Python - How to intuit word from abbreviated text using NLP?
If you cannot find an exhaustive dictionary, you could build (or download) a probabilistic language model, to generate and evaluate sentence candidates for you. It could be a character n-gram model or a neural network.
For your abbreviations, you can build a "noise model" which predicts probability of character omissions. It can learn from a corpus (you have to label it manually or half-manually) that consonants are missed less frequently than vowels.
Having a complex language model and a simple noise model, you can combine them using noisy channel approach (see e.g. the article by Jurafsky for more details), to suggest candidate sentences.
Update. I got enthusiastic about this problem and implemented this algorithm:
- language model (character 5-gram trained on the Lord of the Rings text)

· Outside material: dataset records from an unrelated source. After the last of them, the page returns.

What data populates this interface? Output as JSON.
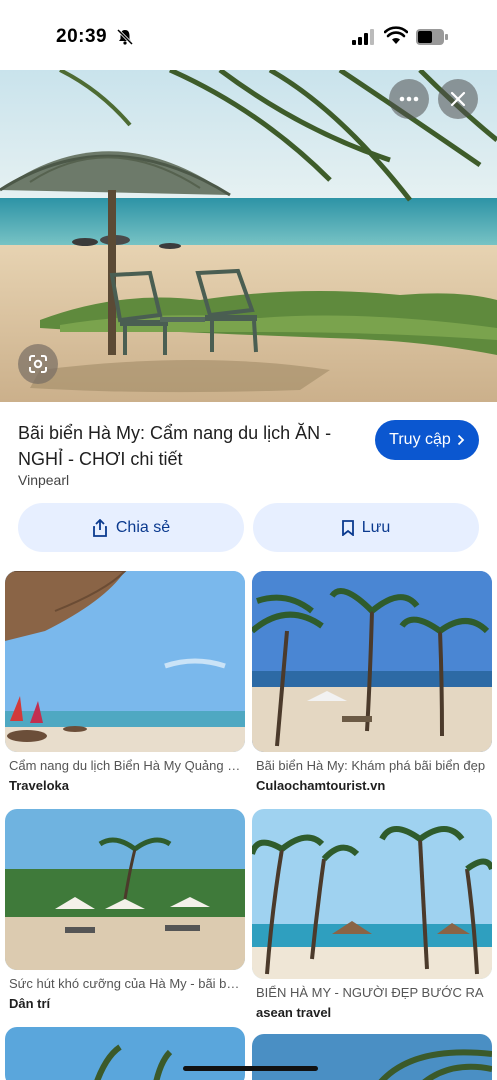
{
  "status_bar": {
    "time": "20:39"
  },
  "result": {
    "title": "Bãi biển Hà My: Cẩm nang du lịch ĂN - NGHỈ - CHƠI chi tiết",
    "source": "Vinpearl",
    "visit_label": "Truy cập",
    "share_label": "Chia sẻ",
    "save_label": "Lưu"
  },
  "related": [
    {
      "caption": "Cẩm nang du lịch Biển Hà My Quảng Nam",
      "source": "Traveloka"
    },
    {
      "caption": "Bãi biển Hà My: Khám phá bãi biển đẹp",
      "source": "Culaochamtourist.vn"
    },
    {
      "caption": "Sức hút khó cưỡng của Hà My - bãi biển",
      "source": "Dân trí"
    },
    {
      "caption": "BIỂN HÀ MY - NGƯỜI ĐẸP BƯỚC RA",
      "source": "asean travel"
    }
  ],
  "colors": {
    "accent": "#0b57d0",
    "tonal_button": "#e7efff"
  }
}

- noise model (probability of each symbol being abbreviated)
- beam search algorithm, for candidate phrase suggestion.
My solution is implemented in this Python notebook. With trained models, it has interface like noisy_channel('bsktball', language_model, error_model)

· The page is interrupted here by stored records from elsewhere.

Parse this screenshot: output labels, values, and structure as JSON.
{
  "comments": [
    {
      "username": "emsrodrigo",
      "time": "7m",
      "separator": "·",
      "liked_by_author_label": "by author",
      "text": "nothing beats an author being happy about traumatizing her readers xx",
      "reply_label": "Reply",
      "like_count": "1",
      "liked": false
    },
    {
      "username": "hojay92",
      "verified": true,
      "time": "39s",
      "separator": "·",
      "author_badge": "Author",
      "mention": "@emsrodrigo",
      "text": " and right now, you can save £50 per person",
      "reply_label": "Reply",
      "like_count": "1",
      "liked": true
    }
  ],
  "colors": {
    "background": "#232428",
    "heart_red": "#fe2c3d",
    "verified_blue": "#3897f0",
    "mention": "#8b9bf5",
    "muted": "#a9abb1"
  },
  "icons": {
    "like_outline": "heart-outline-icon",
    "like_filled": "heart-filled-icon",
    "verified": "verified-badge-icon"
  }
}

, which, by the way, returns
{'basket ball': 33.5, 'basket bally': 36.0}
. Dictionary values are scores of the suggestions (the lower, the better).

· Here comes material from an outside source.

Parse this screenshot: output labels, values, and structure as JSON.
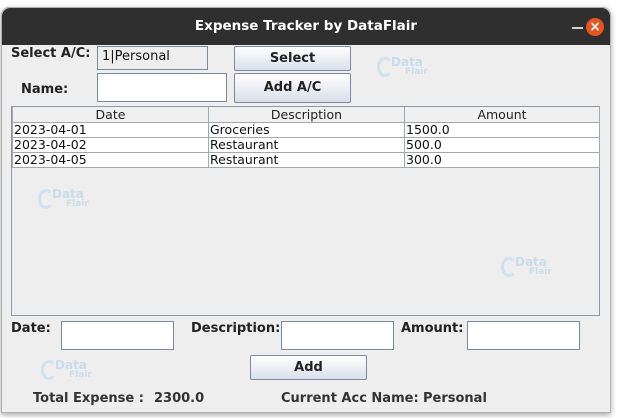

With other examples it works worse: for 'wtrbtl' it returns
{'water but all': 23.7,
'water but ill': 24.5,
'water but lay': 24.8,
'water but let': 26.0,
'water but lie': 25.9,
'water but look': 26.6}
For 'bwlingbl' it gives
{'bwling belia': 32.3,
'bwling bell': 33.6,
'bwling below': 32.1,
'bwling belt': 32.5,
'bwling black': 31.4,
'bwling bling': 32.9,
'bwling blow': 32.7,
'bwling blue': 30.7}
However, when training on an appropriate corpus (e.g. sports magazines and blogs; maybe with oversampling of nouns), and maybe with more generous width of beam search, this model will provide more relevant suggestions.
So I've looked at a similar problem, and came across a fantastic package called PyEnchant. If you use the build in spell-checker you can get word suggestions, which would be a nice and simple solution. However it will only suggest single words (as far as I can tell), and so the situation you have:
wtrbtl = water bottle
Will not work.
Here is some code:
import enchant
wordDict = enchant.Dict("en_US")
inputWords = ['wtrbtl','bwlingbl','bsktball']
for word in inputWords:
print wordDict.suggest(word)
The output is:
['rebuttal', 'tribute']
['bowling', 'blinding', 'blinking', 'bumbling', 'alienable', 'Nibelung']
['basketball', 'fastball', 'spitball', 'softball', 'executable', 'basketry']
Perhaps if you know what sort of abbreviations there are you can separate the string into two words, e.g.
'wtrbtl' -> ['wtr', 'btl']
There's also the Natural Language Processing Kit (NLTK), which is AMAZING, and you could use this in combination with the above code by looking at how common each suggested word is, for example.
Good luck!